I stared at the folder. One billion dollars. A fortune. Freedom.
"I can't go back," I whispered, the realization settling over me like a cold shroud. "They broke me, Grandpa. They killed my mother's memory, and they tried to kill me."
"Then don't go back as Wren," Harlan said, gripping my hand. "Go to Seattle. Heal. Learn. Become someone they can't hurt. Become someone who can crush them."
I looked at his hand covering mine—the only hand that had offered me kindness in years. Slowly, I pulled my hand away and placed it on the folder. The trembling in my fingers stopped.
"Wren Evans is dead," I said, my voice gaining a sliver of steel. "She died in that fire."
Harlan nodded, a grim smile touching his lips. "Then who are you?"
I opened the folder. The name on the passport stared back at me, bold and unfamiliar.
"Alena," I read. "Alena Bryant."
***
Seattle was nothing like New York. It was gray, wet, and relentlessly efficient. It was perfect.
For the first six months, I didn't leave the penthouse apartment Harlan had secured for me. I spent my days with a team of therapists and physical trainers he had vetted.

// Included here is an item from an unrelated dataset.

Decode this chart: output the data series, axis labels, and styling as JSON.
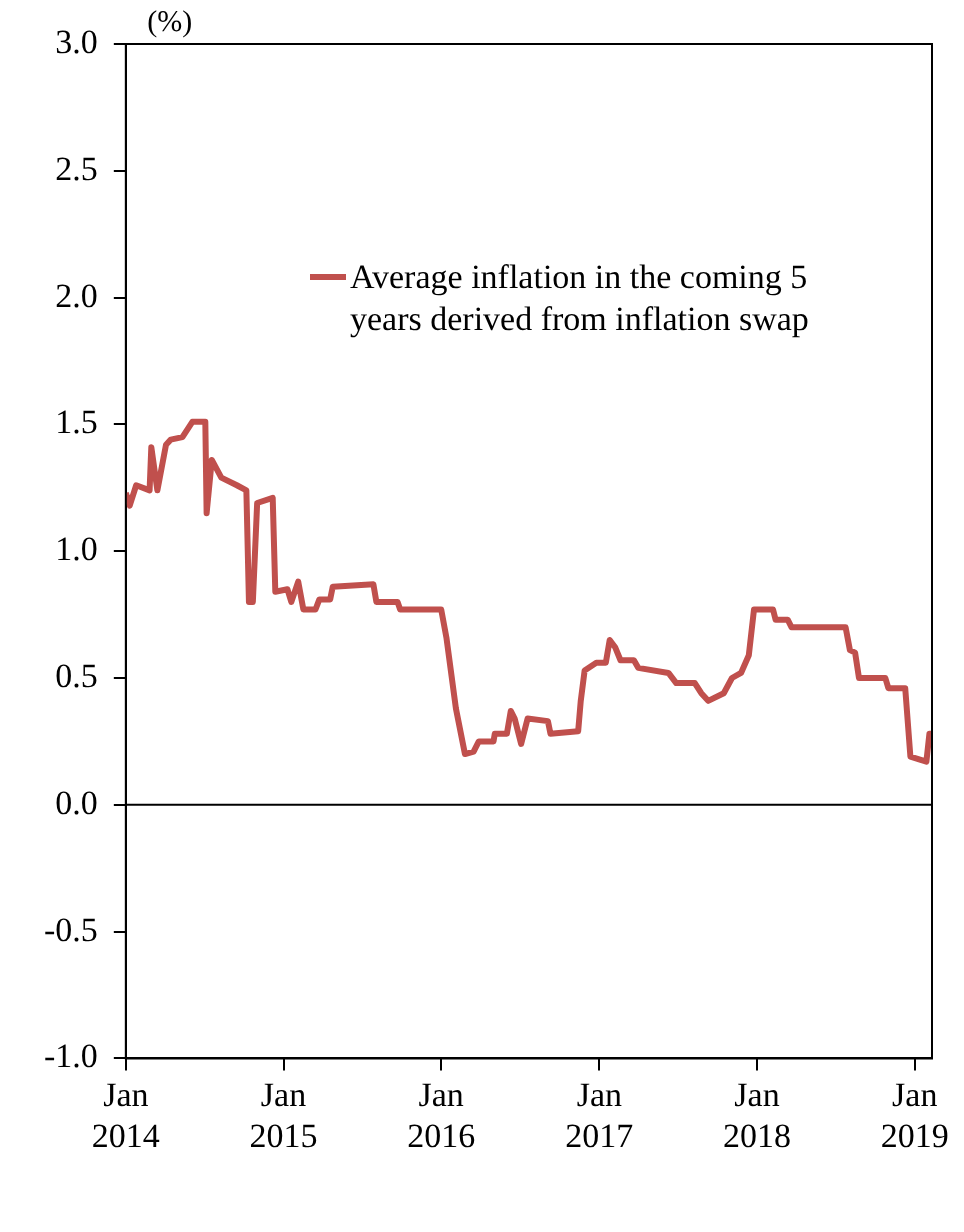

I had to purge the drugs from my system, heal the bruises on my ribs, and, harder still, silence the whimpering wolf in my head.
My wolf wanted her mate. She cried for Holden, aching for the bond that still tethered us despite the distance. I learned to hate her cries. Every time she whined for him, I forced myself to remember Indigo’s smirk. I forced myself to remember the sound of my mother’s ashes washing down the drain.

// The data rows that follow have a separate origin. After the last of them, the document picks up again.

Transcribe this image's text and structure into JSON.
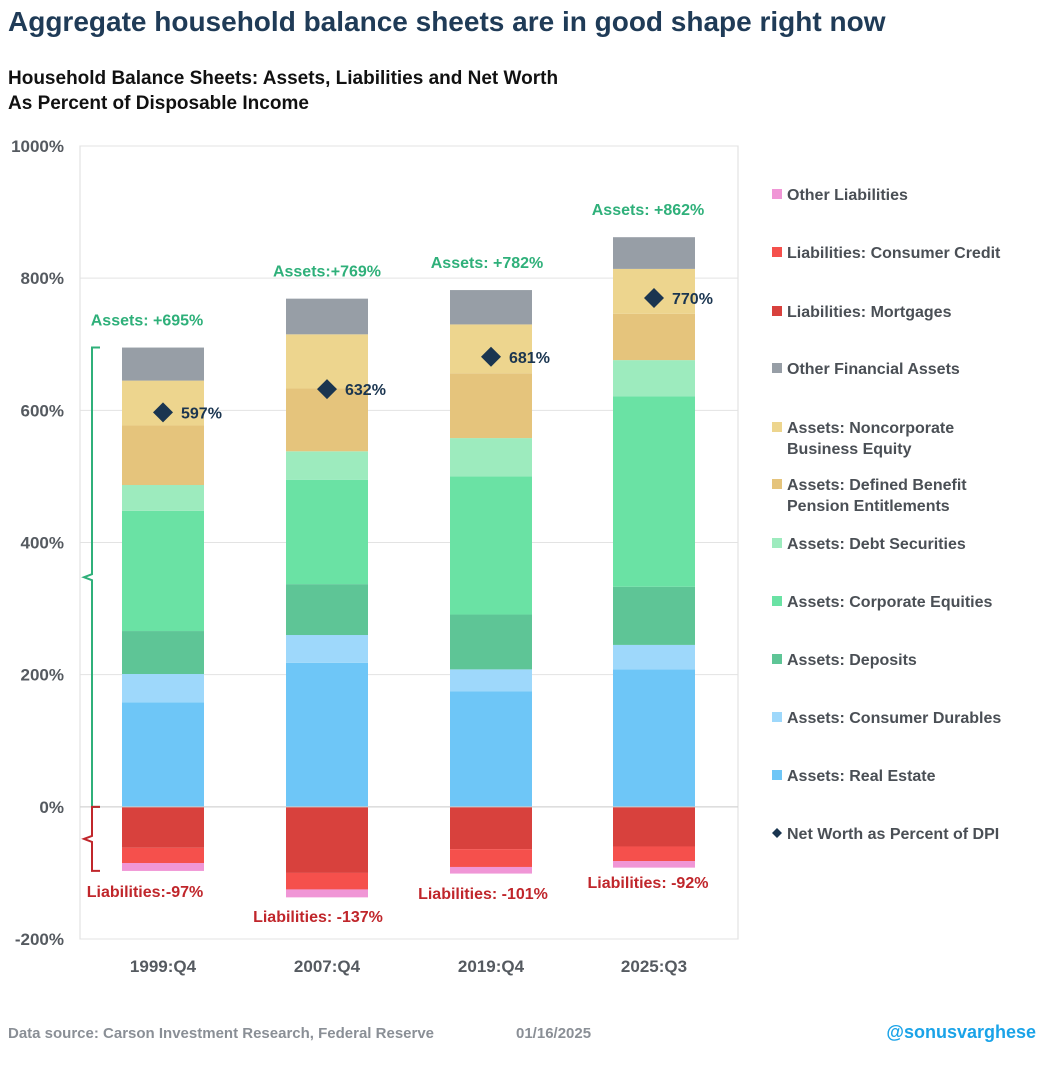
{
  "header": {
    "headline": "Aggregate household balance sheets are in good shape right now",
    "subtitle_line1": "Household Balance Sheets: Assets, Liabilities and Net Worth",
    "subtitle_line2": "As Percent of Disposable Income"
  },
  "footer": {
    "source": "Data source: Carson Investment Research, Federal Reserve",
    "date": "01/16/2025",
    "handle": "@sonusvarghese"
  },
  "chart_data": {
    "type": "bar",
    "stacked": true,
    "title": "Household Balance Sheets: Assets, Liabilities and Net Worth As Percent of Disposable Income",
    "categories": [
      "1999:Q4",
      "2007:Q4",
      "2019:Q4",
      "2025:Q3"
    ],
    "ylim": [
      -200,
      1000
    ],
    "yticks": [
      -200,
      0,
      200,
      400,
      600,
      800,
      1000
    ],
    "ytick_labels": [
      "-200%",
      "0%",
      "200%",
      "400%",
      "600%",
      "800%",
      "1000%"
    ],
    "grid": true,
    "legend_position": "right",
    "series": [
      {
        "name": "Assets: Real Estate",
        "color": "#6ec6f7",
        "values": [
          158,
          218,
          175,
          208
        ]
      },
      {
        "name": "Assets: Consumer Durables",
        "color": "#9ed8fb",
        "values": [
          43,
          42,
          33,
          37
        ]
      },
      {
        "name": "Assets: Deposits",
        "color": "#5ec596",
        "values": [
          65,
          77,
          83,
          88
        ]
      },
      {
        "name": "Assets: Corporate Equities",
        "color": "#6ae2a4",
        "values": [
          182,
          158,
          209,
          288
        ]
      },
      {
        "name": "Assets: Debt Securities",
        "color": "#9debbe",
        "values": [
          39,
          43,
          58,
          55
        ]
      },
      {
        "name": "Assets: Defined Benefit Pension Entitlements",
        "color": "#e5c47c",
        "values": [
          90,
          95,
          98,
          70
        ]
      },
      {
        "name": "Assets: Noncorporate Business Equity",
        "color": "#edd58e",
        "values": [
          68,
          82,
          74,
          68
        ]
      },
      {
        "name": "Other Financial Assets",
        "color": "#979ea6",
        "values": [
          50,
          54,
          52,
          48
        ]
      },
      {
        "name": "Liabilities: Mortgages",
        "color": "#d8413d",
        "values": [
          -62,
          -100,
          -64,
          -60
        ]
      },
      {
        "name": "Liabilities: Consumer Credit",
        "color": "#f5504c",
        "values": [
          -23,
          -25,
          -27,
          -22
        ]
      },
      {
        "name": "Other Liabilities",
        "color": "#f096d6",
        "values": [
          -12,
          -12,
          -10,
          -10
        ]
      }
    ],
    "net_worth": {
      "name": "Net Worth as Percent of DPI",
      "values": [
        597,
        632,
        681,
        770
      ],
      "labels": [
        "597%",
        "632%",
        "681%",
        "770%"
      ],
      "color": "#1a3550"
    },
    "asset_labels": [
      "Assets: +695%",
      "Assets:+769%",
      "Assets: +782%",
      "Assets: +862%"
    ],
    "asset_totals": [
      695,
      769,
      782,
      862
    ],
    "liability_labels": [
      "Liabilities:-97%",
      "Liabilities: -137%",
      "Liabilities: -101%",
      "Liabilities: -92%"
    ],
    "liability_totals": [
      -97,
      -137,
      -101,
      -92
    ],
    "asset_label_color": "#2fb07a",
    "liability_label_color": "#c0262b",
    "legend": [
      {
        "label": "Other Liabilities",
        "color": "#f096d6",
        "marker": "square"
      },
      {
        "label": "Liabilities: Consumer Credit",
        "color": "#f5504c",
        "marker": "square"
      },
      {
        "label": "Liabilities: Mortgages",
        "color": "#d8413d",
        "marker": "square"
      },
      {
        "label": "Other Financial Assets",
        "color": "#979ea6",
        "marker": "square"
      },
      {
        "label": "Assets: Noncorporate Business Equity",
        "color": "#edd58e",
        "marker": "square"
      },
      {
        "label": "Assets: Defined Benefit Pension Entitlements",
        "color": "#e5c47c",
        "marker": "square"
      },
      {
        "label": "Assets: Debt Securities",
        "color": "#9debbe",
        "marker": "square"
      },
      {
        "label": "Assets: Corporate Equities",
        "color": "#6ae2a4",
        "marker": "square"
      },
      {
        "label": "Assets: Deposits",
        "color": "#5ec596",
        "marker": "square"
      },
      {
        "label": "Assets: Consumer Durables",
        "color": "#9ed8fb",
        "marker": "square"
      },
      {
        "label": "Assets: Real Estate",
        "color": "#6ec6f7",
        "marker": "square"
      },
      {
        "label": "Net Worth as Percent of DPI",
        "color": "#1a3550",
        "marker": "diamond"
      }
    ]
  }
}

*Shut up,* I would tell my wolf, staring into the mirror as I did push-ups until my arms shook. *He doesn't want us. He wants her.*
Slowly, the crying stopped. My wolf went dormant, retreating into the deepest recesses of my mind, buried under layers of ice and concrete.
The next year was a blur of textbooks and boardrooms. I devoured knowledge with a hunger that scared even my tutors. Economics, corporate law, strategic management. I learned how to wield money like a weapon. I learned that a boardroom could be just as bloody as a battlefield, only the knives were made of words and contracts.

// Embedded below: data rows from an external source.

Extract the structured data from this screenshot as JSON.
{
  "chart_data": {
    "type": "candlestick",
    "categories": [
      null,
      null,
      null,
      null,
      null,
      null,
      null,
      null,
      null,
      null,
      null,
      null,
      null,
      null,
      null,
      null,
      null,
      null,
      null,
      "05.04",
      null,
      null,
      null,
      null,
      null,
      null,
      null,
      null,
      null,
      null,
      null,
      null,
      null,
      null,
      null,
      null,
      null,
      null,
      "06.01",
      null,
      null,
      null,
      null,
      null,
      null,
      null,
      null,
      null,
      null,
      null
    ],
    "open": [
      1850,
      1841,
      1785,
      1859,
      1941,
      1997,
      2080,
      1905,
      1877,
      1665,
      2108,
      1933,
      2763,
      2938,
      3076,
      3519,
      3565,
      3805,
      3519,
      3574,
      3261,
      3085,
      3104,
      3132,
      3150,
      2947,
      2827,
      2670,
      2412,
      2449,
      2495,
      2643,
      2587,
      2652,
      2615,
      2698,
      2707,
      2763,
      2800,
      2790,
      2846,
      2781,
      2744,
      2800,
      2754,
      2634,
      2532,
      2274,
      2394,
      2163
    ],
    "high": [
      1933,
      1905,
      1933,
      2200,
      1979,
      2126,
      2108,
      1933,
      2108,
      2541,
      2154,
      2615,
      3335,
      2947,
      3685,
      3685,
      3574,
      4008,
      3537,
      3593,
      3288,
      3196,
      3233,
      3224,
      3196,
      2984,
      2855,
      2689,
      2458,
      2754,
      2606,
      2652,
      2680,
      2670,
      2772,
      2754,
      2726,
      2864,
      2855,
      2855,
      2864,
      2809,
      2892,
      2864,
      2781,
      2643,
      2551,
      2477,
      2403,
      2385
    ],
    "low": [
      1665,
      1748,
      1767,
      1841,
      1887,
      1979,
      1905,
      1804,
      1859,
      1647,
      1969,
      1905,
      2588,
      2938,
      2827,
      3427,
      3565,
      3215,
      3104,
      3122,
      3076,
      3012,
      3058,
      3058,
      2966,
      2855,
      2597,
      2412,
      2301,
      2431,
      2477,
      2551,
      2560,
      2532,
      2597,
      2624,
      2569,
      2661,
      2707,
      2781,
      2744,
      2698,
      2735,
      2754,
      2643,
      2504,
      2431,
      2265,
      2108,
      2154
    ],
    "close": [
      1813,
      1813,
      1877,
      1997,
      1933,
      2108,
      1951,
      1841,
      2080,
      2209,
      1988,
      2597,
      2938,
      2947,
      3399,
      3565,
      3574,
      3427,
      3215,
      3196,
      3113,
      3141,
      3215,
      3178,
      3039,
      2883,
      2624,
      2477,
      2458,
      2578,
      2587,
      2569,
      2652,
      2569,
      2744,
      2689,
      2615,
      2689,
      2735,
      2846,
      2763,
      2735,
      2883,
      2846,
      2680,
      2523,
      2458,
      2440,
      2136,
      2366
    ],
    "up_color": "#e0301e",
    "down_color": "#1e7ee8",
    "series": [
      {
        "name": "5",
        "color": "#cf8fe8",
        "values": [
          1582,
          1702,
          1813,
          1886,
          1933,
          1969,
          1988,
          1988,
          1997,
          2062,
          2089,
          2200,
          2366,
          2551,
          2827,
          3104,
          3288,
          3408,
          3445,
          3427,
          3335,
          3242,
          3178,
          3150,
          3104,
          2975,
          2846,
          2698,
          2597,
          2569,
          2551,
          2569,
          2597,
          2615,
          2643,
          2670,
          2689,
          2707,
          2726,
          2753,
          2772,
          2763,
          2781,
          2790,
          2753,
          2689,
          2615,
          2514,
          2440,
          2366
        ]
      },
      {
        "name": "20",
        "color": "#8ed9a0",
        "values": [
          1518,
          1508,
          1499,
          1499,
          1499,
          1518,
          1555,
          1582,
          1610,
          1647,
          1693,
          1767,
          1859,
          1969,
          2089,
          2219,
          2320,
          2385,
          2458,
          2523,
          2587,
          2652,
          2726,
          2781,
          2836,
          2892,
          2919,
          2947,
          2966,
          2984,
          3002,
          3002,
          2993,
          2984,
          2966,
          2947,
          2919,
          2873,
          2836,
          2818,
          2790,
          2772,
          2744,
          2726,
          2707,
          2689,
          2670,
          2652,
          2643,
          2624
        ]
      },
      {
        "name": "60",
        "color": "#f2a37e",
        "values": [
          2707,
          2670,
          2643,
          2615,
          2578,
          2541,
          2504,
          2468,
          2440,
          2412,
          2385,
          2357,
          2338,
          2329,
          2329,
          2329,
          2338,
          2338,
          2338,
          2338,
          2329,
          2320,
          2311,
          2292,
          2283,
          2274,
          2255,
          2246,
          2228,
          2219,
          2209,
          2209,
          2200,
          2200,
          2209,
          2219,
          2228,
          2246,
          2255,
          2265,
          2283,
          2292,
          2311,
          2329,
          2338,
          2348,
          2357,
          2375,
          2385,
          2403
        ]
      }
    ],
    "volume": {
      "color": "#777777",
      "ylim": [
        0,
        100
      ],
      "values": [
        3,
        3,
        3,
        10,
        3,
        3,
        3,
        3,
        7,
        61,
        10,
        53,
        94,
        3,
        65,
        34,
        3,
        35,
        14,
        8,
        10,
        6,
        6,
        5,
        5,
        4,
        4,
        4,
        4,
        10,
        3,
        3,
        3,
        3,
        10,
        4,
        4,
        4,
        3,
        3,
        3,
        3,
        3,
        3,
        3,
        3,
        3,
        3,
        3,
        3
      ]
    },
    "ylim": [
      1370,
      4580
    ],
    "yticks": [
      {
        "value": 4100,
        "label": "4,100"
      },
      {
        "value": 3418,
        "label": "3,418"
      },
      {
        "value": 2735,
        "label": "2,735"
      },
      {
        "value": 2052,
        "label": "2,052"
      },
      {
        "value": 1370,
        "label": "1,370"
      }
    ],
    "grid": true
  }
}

I cut my hair. The long, soft waves that Holden used to tangle his fingers in were gone, replaced by a sharp, asymmetrical bob that framed my face in severe lines. I traded my floral dresses for tailored power suits in black, charcoal, and navy.
Two years after the fire, I stood in front of the floor-to-ceiling window of my office in downtown Seattle. My reflection ghosted over the city skyline. The woman staring back at me wasn't the gentle, broken Luna who had begged for scraps of affection. Her eyes were cold, calculating, and empty of fear.
Wren Hayes was a victim. She was weak. She was dead.
I adjusted the lapel of my blazer and checked my watch. I had a flight to catch. New York was waiting. Holden was waiting, though he didn't know it yet.
"Ms. Bryant?" My assistant buzzed over the intercom. "The car is ready for the airport."
"I'm coming," I replied, my voice smooth and devoid of emotion.
I wasn't going back to visit. I was going back to collect a debt. And I would make sure the Evans and Hayes families paid it in full.